South Central Family Health Center has been able to increase services thanks to a number of federal grants. In recent years, the clinic received Recovery Act assistance through the Health Resources and Services Administration, including $1.3 million in a New Access Point grant, $304,000 for an Increased Demand for Services grant and $1.6 million for additional construction, renovation, equipment and health IT.

With the added funding, SCFHC opened the Huntington Park Family Health Center in 2010, remodeled and expand its main location; added mammography and radiology rooms; added staff; and extend hours. The primary location is now open from 7 a.m. to 7 p.m. Monday through Friday and from 7 a.m. to 6 p.m. on Saturday.

More recently, SCFHC received Affordable Care Act funds through Health & Human Services. The $500,000 grant received in May will go to the Huntington site and allow the clinic to provide dental care.

“It’s just allowed us to meet the expanding need,” Ferguson said. “We have to grow to meet that growth in the community. There’s challenges that come along with that and we’re continuing to do what we can to try and meet those challenges.”

One of the advancements that SCFHC has made is in the department of medical records. Each exam room includes a computer terminal, where providers can enter updates, go over medication, schedule appointments and more.

“The fact that a patient can call me and ask me a question about his labs, I can just look it up in the computer in a manner of a couple of minutes,” Dr. Aguilar said.

South Central Family Health Center also runs two school-based clinics at Jefferson High School and The Accelerated School, both in South Los Angeles. Ferguson stressed the relationship between education and health care, from primary care to addressing sexually transmitted diseases and teen pregnancy.

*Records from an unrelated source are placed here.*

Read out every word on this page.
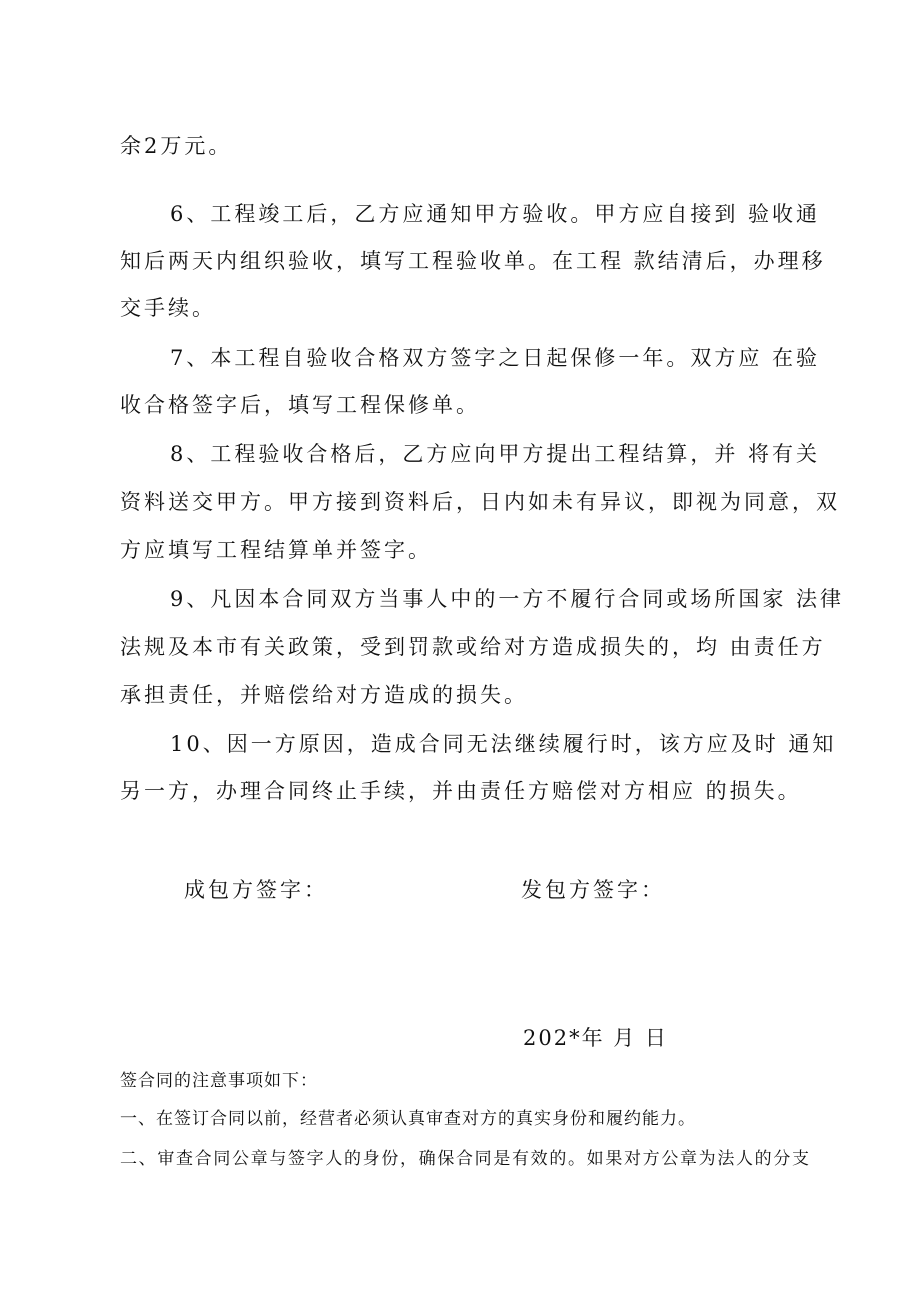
余2万元。
6、工程竣工后，乙方应通知甲方验收。甲方应自接到 验收通
知后两天内组织验收，填写工程验收单。在工程 款结清后，办理移
交手续。
7、本工程自验收合格双方签字之日起保修一年。双方应 在验
收合格签字后，填写工程保修单。
8、工程验收合格后，乙方应向甲方提出工程结算，并 将有关
资料送交甲方。甲方接到资料后，日内如未有异议，即视为同意，双
方应填写工程结算单并签字。
9、凡因本合同双方当事人中的一方不履行合同或场所国家 法律
法规及本市有关政策，受到罚款或给对方造成损失的，均 由责任方
承担责任，并赔偿给对方造成的损失。
10、因一方原因，造成合同无法继续履行时，该方应及时 通知
另一方，办理合同终止手续，并由责任方赔偿对方相应 的损失。
成包方签字：	发包方签字：
202*年 月 日
签合同的注意事项如下：
一、在签订合同以前，经营者必须认真审查对方的真实身份和履约能力。
二、审查合同公章与签字人的身份，确保合同是有效的。如果对方公章为法人的分支
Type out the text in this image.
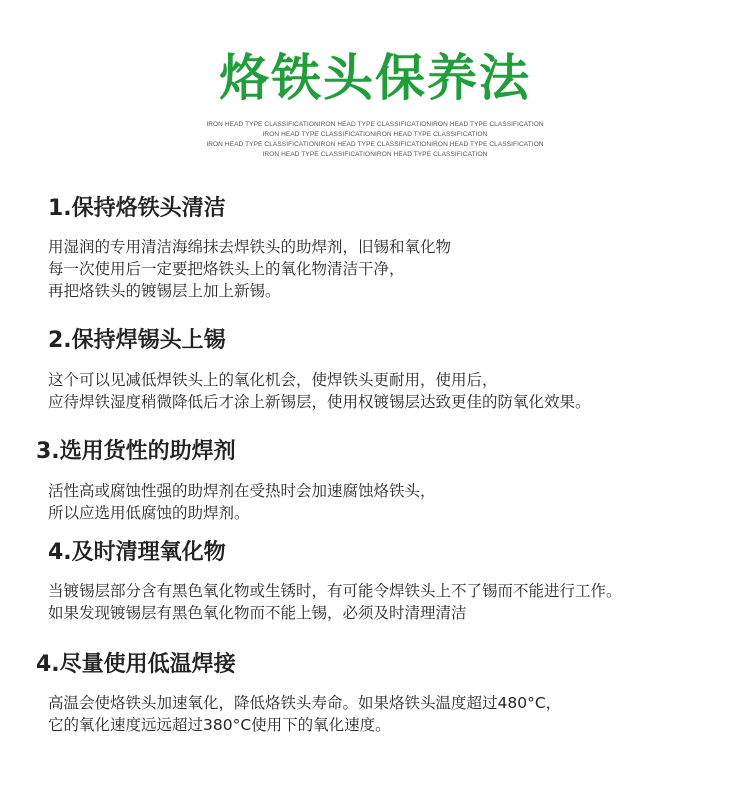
烙铁头保养法
IRON HEAD TYPE CLASSIFICATIONIRON HEAD TYPE CLASSIFICATIONIRON HEAD TYPE CLASSIFICATION
IRON HEAD TYPE CLASSIFICATIONIRON HEAD TYPE CLASSIFICATION
IRON HEAD TYPE CLASSIFICATIONIRON HEAD TYPE CLASSIFICATIONIRON HEAD TYPE CLASSIFICATION
IRON HEAD TYPE CLASSIFICATIONIRON HEAD TYPE CLASSIFICATION
1.保持烙铁头清洁
用湿润的专用清洁海绵抹去焊铁头的助焊剂，旧锡和氧化物
每一次使用后一定要把烙铁头上的氧化物清洁干净，
再把烙铁头的镀锡层上加上新锡。
2.保持焊锡头上锡
这个可以见减低焊铁头上的氧化机会，使焊铁头更耐用，使用后，
应待焊铁湿度稍微降低后才涂上新锡层，使用权镀锡层达致更佳的防氧化效果。
3.选用货性的助焊剂
活性高或腐蚀性强的助焊剂在受热时会加速腐蚀烙铁头，
所以应选用低腐蚀的助焊剂。
4.及时清理氧化物
当镀锡层部分含有黑色氧化物或生锈时，有可能令焊铁头上不了锡而不能进行工作。
如果发现镀锡层有黑色氧化物而不能上锡，必须及时清理清洁
4.尽量使用低温焊接
高温会使烙铁头加速氧化，降低烙铁头寿命。如果烙铁头温度超过480°C，
它的氧化速度远远超过380°C使用下的氧化速度。
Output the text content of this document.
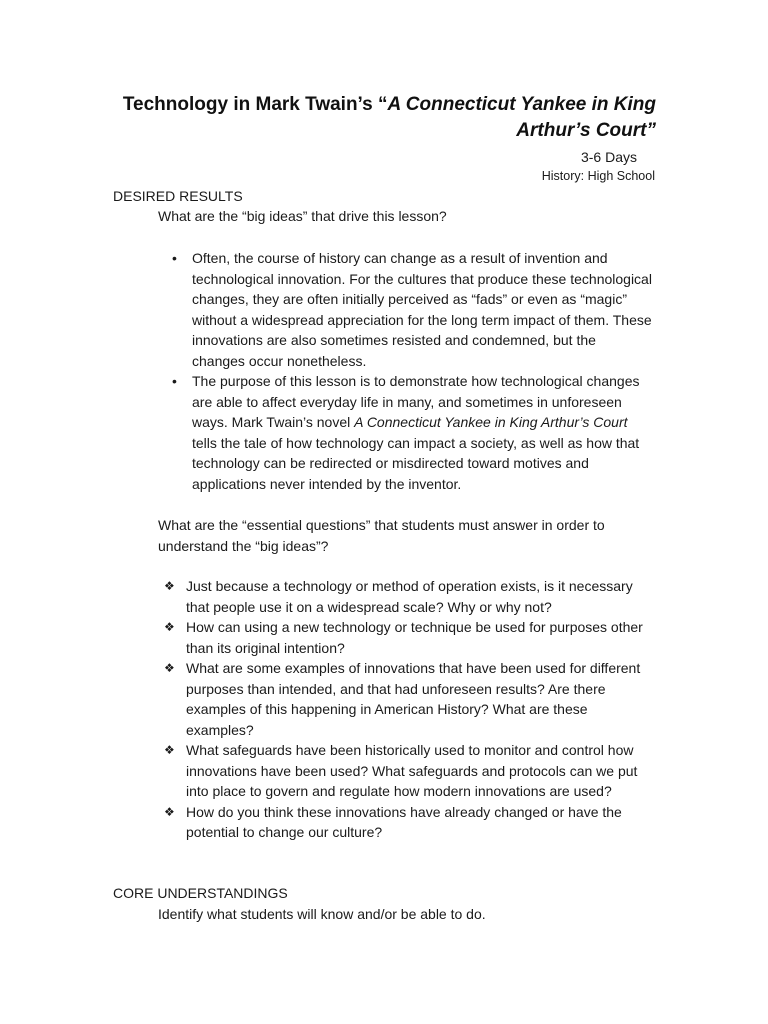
Technology in Mark Twain’s “A Connecticut Yankee in King Arthur’s Court”
3-6 Days
History: High School
DESIRED RESULTS
What are the “big ideas” that drive this lesson?
• Often, the course of history can change as a result of invention and technological innovation. For the cultures that produce these technological changes, they are often initially perceived as “fads” or even as “magic” without a widespread appreciation for the long term impact of them. These innovations are also sometimes resisted and condemned, but the changes occur nonetheless.
• The purpose of this lesson is to demonstrate how technological changes are able to affect everyday life in many, and sometimes in unforeseen ways. Mark Twain’s novel A Connecticut Yankee in King Arthur’s Court tells the tale of how technology can impact a society, as well as how that technology can be redirected or misdirected toward motives and applications never intended by the inventor.
What are the “essential questions” that students must answer in order to understand the “big ideas”?
❖ Just because a technology or method of operation exists, is it necessary that people use it on a widespread scale? Why or why not?
❖ How can using a new technology or technique be used for purposes other than its original intention?
❖ What are some examples of innovations that have been used for different purposes than intended, and that had unforeseen results? Are there examples of this happening in American History? What are these examples?
❖ What safeguards have been historically used to monitor and control how innovations have been used? What safeguards and protocols can we put into place to govern and regulate how modern innovations are used?
❖ How do you think these innovations have already changed or have the potential to change our culture?
CORE UNDERSTANDINGS
Identify what students will know and/or be able to do.
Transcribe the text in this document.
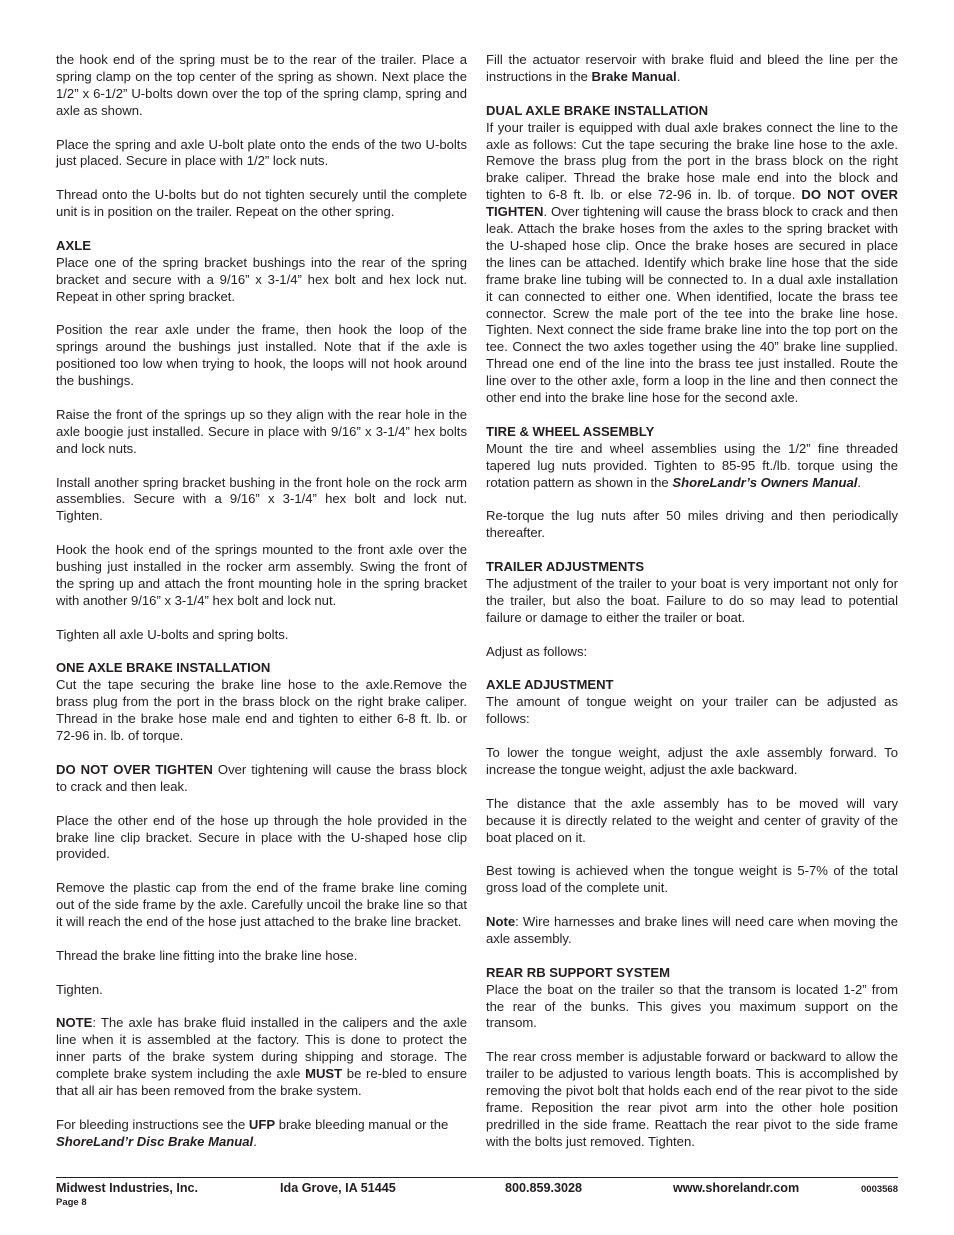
the hook end of the spring must be to the rear of the trailer. Place a spring clamp on the top center of the spring as shown. Next place the 1/2” x 6-1/2” U-bolts down over the top of the spring clamp, spring and axle as shown.

Place the spring and axle U-bolt plate onto the ends of the two U-bolts just placed. Secure in place with 1/2” lock nuts.

Thread onto the U-bolts but do not tighten securely until the complete unit is in position on the trailer. Repeat on the other spring.

AXLE

Place one of the spring bracket bushings into the rear of the spring bracket and secure with a 9/16” x 3-1/4” hex bolt and hex lock nut. Repeat in other spring bracket.

Position the rear axle under the frame, then hook the loop of the springs around the bushings just installed. Note that if the axle is positioned too low when trying to hook, the loops will not hook around the bushings.

Raise the front of the springs up so they align with the rear hole in the axle boogie just installed. Secure in place with 9/16” x 3-1/4” hex bolts and lock nuts.

Install another spring bracket bushing in the front hole on the rock arm assemblies. Secure with a 9/16” x 3-1/4” hex bolt and lock nut. Tighten.

Hook the hook end of the springs mounted to the front axle over the bushing just installed in the rocker arm assembly. Swing the front of the spring up and attach the front mounting hole in the spring bracket with another 9/16” x 3-1/4” hex bolt and lock nut.

Tighten all axle U-bolts and spring bolts.

ONE AXLE BRAKE INSTALLATION

Cut the tape securing the brake line hose to the axle.Remove the brass plug from the port in the brass block on the right brake caliper. Thread in the brake hose male end and tighten to either 6-8 ft. lb. or 72-96 in. lb. of torque.

DO NOT OVER TIGHTEN Over tightening will cause the brass block to crack and then leak.

Place the other end of the hose up through the hole provided in the brake line clip bracket. Secure in place with the U-shaped hose clip provided.

Remove the plastic cap from the end of the frame brake line coming out of the side frame by the axle. Carefully uncoil the brake line so that it will reach the end of the hose just attached to the brake line bracket.

Thread the brake line fitting into the brake line hose.

Tighten.

NOTE: The axle has brake fluid installed in the calipers and the axle line when it is assembled at the factory. This is done to protect the inner parts of the brake system during shipping and storage. The complete brake system including the axle MUST be re-bled to ensure that all air has been removed from the brake system.

For bleeding instructions see the UFP brake bleeding manual or the ShoreLand’r Disc Brake Manual.

Fill the actuator reservoir with brake fluid and bleed the line per the instructions in the Brake Manual.

DUAL AXLE BRAKE INSTALLATION

If your trailer is equipped with dual axle brakes connect the line to the axle as follows: Cut the tape securing the brake line hose to the axle. Remove the brass plug from the port in the brass block on the right brake caliper. Thread the brake hose male end into the block and tighten to 6-8 ft. lb. or else 72-96 in. lb. of torque. DO NOT OVER TIGHTEN. Over tightening will cause the brass block to crack and then leak. Attach the brake hoses from the axles to the spring bracket with the U-shaped hose clip. Once the brake hoses are secured in place the lines can be attached. Identify which brake line hose that the side frame brake line tubing will be connected to. In a dual axle installation it can connected to either one. When identified, locate the brass tee connector. Screw the male port of the tee into the brake line hose. Tighten. Next connect the side frame brake line into the top port on the tee. Connect the two axles together using the 40” brake line supplied. Thread one end of the line into the brass tee just installed. Route the line over to the other axle, form a loop in the line and then connect the other end into the brake line hose for the second axle.

TIRE & WHEEL ASSEMBLY

Mount the tire and wheel assemblies using the 1/2” fine threaded tapered lug nuts provided. Tighten to 85-95 ft./lb. torque using the rotation pattern as shown in the ShoreLandr’s Owners Manual.

Re-torque the lug nuts after 50 miles driving and then periodically thereafter.

TRAILER ADJUSTMENTS

The adjustment of the trailer to your boat is very important not only for the trailer, but also the boat. Failure to do so may lead to potential failure or damage to either the trailer or boat.

Adjust as follows:

AXLE ADJUSTMENT

The amount of tongue weight on your trailer can be adjusted as follows:

To lower the tongue weight, adjust the axle assembly forward. To increase the tongue weight, adjust the axle backward.

The distance that the axle assembly has to be moved will vary because it is directly related to the weight and center of gravity of the boat placed on it.

Best towing is achieved when the tongue weight is 5-7% of the total gross load of the complete unit.

Note: Wire harnesses and brake lines will need care when moving the axle assembly.

REAR RB SUPPORT SYSTEM

Place the boat on the trailer so that the transom is located 1-2” from the rear of the bunks. This gives you maximum support on the transom.

The rear cross member is adjustable forward or backward to allow the trailer to be adjusted to various length boats. This is accomplished by removing the pivot bolt that holds each end of the rear pivot to the side frame. Reposition the rear pivot arm into the other hole position predrilled in the side frame. Reattach the rear pivot to the side frame with the bolts just removed. Tighten.

Midwest Industries, Inc.	Ida Grove, IA 51445	800.859.3028	www.shorelandr.com	0003568
Page 8
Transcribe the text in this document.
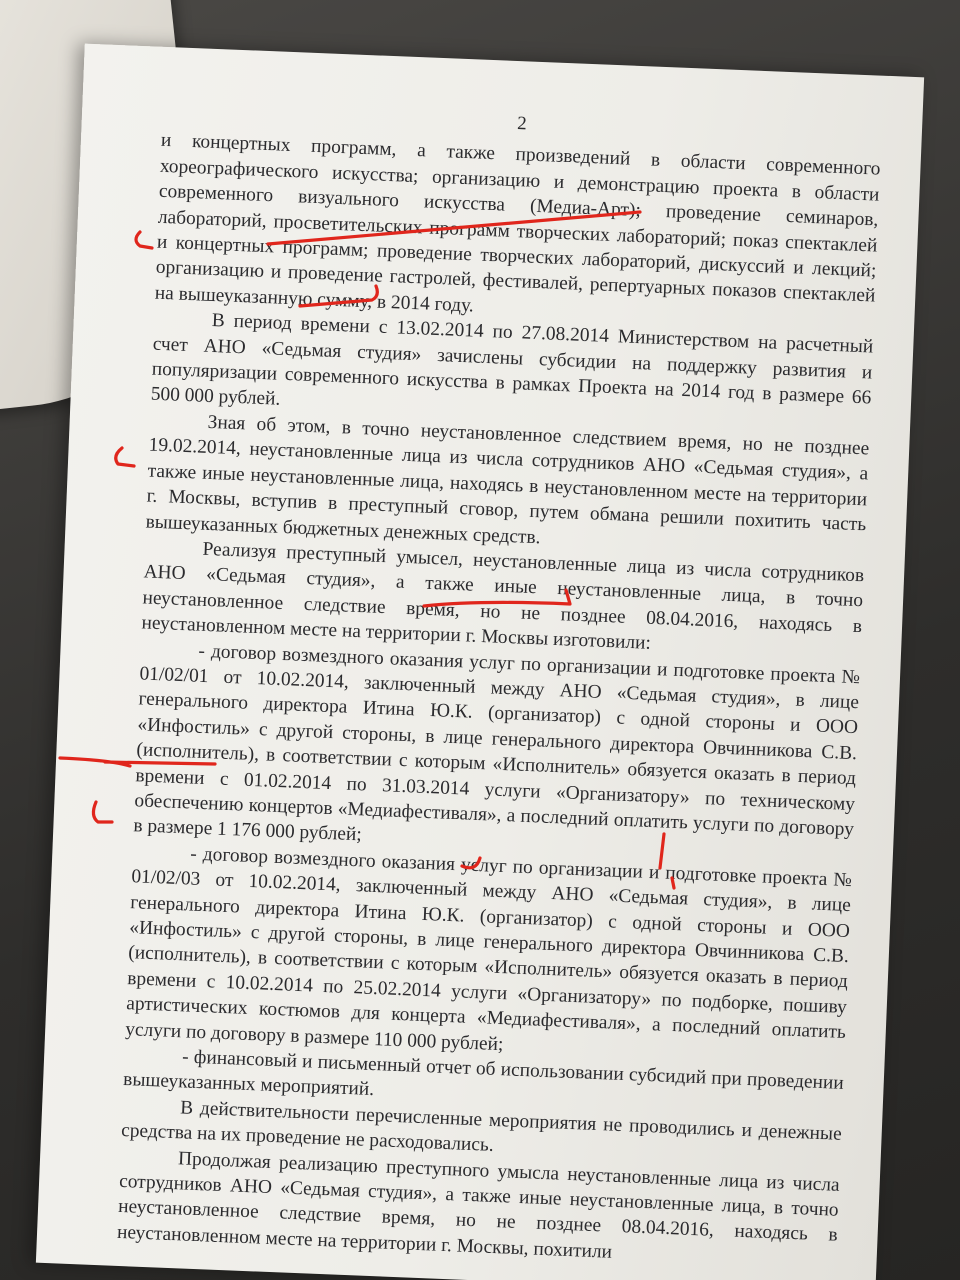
2

и концертных программ, а также произведений в области современного хореографического искусства; организацию и демонстрацию проекта в области современного визуального искусства (Медиа-Арт); проведение семинаров, лабораторий, просветительских программ творческих лабораторий; показ спектаклей и концертных программ; проведение творческих лабораторий, дискуссий и лекций; организацию и проведение гастролей, фестивалей, репертуарных показов спектаклей на вышеуказанную сумму, в 2014 году.

В период времени с 13.02.2014 по 27.08.2014 Министерством на расчетный счет АНО «Седьмая студия» зачислены субсидии на поддержку развития и популяризации современного искусства в рамках Проекта на 2014 год в размере 66 500 000 рублей.

Зная об этом, в точно неустановленное следствием время, но не позднее 19.02.2014, неустановленные лица из числа сотрудников АНО «Седьмая студия», а также иные неустановленные лица, находясь в неустановленном месте на территории г. Москвы, вступив в преступный сговор, путем обмана решили похитить часть вышеуказанных бюджетных денежных средств.

Реализуя преступный умысел, неустановленные лица из числа сотрудников АНО «Седьмая студия», а также иные неустановленные лица, в точно неустановленное следствие время, но не позднее 08.04.2016, находясь в неустановленном месте на территории г. Москвы изготовили:

- договор возмездного оказания услуг по организации и подготовке проекта № 01/02/01 от 10.02.2014, заключенный между АНО «Седьмая студия», в лице генерального директора Итина Ю.К. (организатор) с одной стороны и ООО «Инфостиль» с другой стороны, в лице генерального директора Овчинникова С.В. (исполнитель), в соответствии с которым «Исполнитель» обязуется оказать в период времени с 01.02.2014 по 31.03.2014 услуги «Организатору» по техническому обеспечению концертов «Медиафестиваля», а последний оплатить услуги по договору в размере 1 176 000 рублей;

- договор возмездного оказания услуг по организации и подготовке проекта № 01/02/03 от 10.02.2014, заключенный между АНО «Седьмая студия», в лице генерального директора Итина Ю.К. (организатор) с одной стороны и ООО «Инфостиль» с другой стороны, в лице генерального директора Овчинникова С.В. (исполнитель), в соответствии с которым «Исполнитель» обязуется оказать в период времени с 10.02.2014 по 25.02.2014 услуги «Организатору» по подборке, пошиву артистических костюмов для концерта «Медиафестиваля», а последний оплатить услуги по договору в размере 110 000 рублей;

- финансовый и письменный отчет об использовании субсидий при проведении вышеуказанных мероприятий.

В действительности перечисленные мероприятия не проводились и денежные средства на их проведение не расходовались.

Продолжая реализацию преступного умысла неустановленные лица из числа сотрудников АНО «Седьмая студия», а также иные неустановленные лица, в точно неустановленное следствие время, но не позднее 08.04.2016, находясь в неустановленном месте на территории г. Москвы, похитили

While the clinic works to keep up with demand, South Central Family Health Center leadership wants to learn what it can do better and to get the word out about its services. To do so, the clinic has formed a Patient Advisory Committee.

“The main purpose for this is to have the patients be the voice of the clinic and to bring any concerns,” Filmardirossian said. “They volunteer to do work in the clinic. They provide information in the front office. They are all volunteers for the clinic. They are basically the voice of the community.”

Fanny Ramirez, 58, has been a patient at SCFHC for approximately six months now. She works part-time as a housekeeper and does not have insurance. Ramirez lives in the area and heard about the clinic from a friend.

“I wasn’t being attended very well in the other place I was attending,” Ramirez said through a translator. Ramirez sought treatment for her an irregular heartbeat, as well as arthritis, poor blood circulation and cholesterol. She plans to join the Patient Advisory Committee.

Rafael and Martha Munoz are also both on the Patient Advisory Committee.

“There is something important for why we are in the committee,” Rafael Munoz said, with translation from his wife. He emphasized keeping the community healthy and out of the emergency room. “If the community is receiving good medical service, they won’t be in the emergency rooms of the hospitals. If there are people not getting sick it’s going to be more productive to the country.”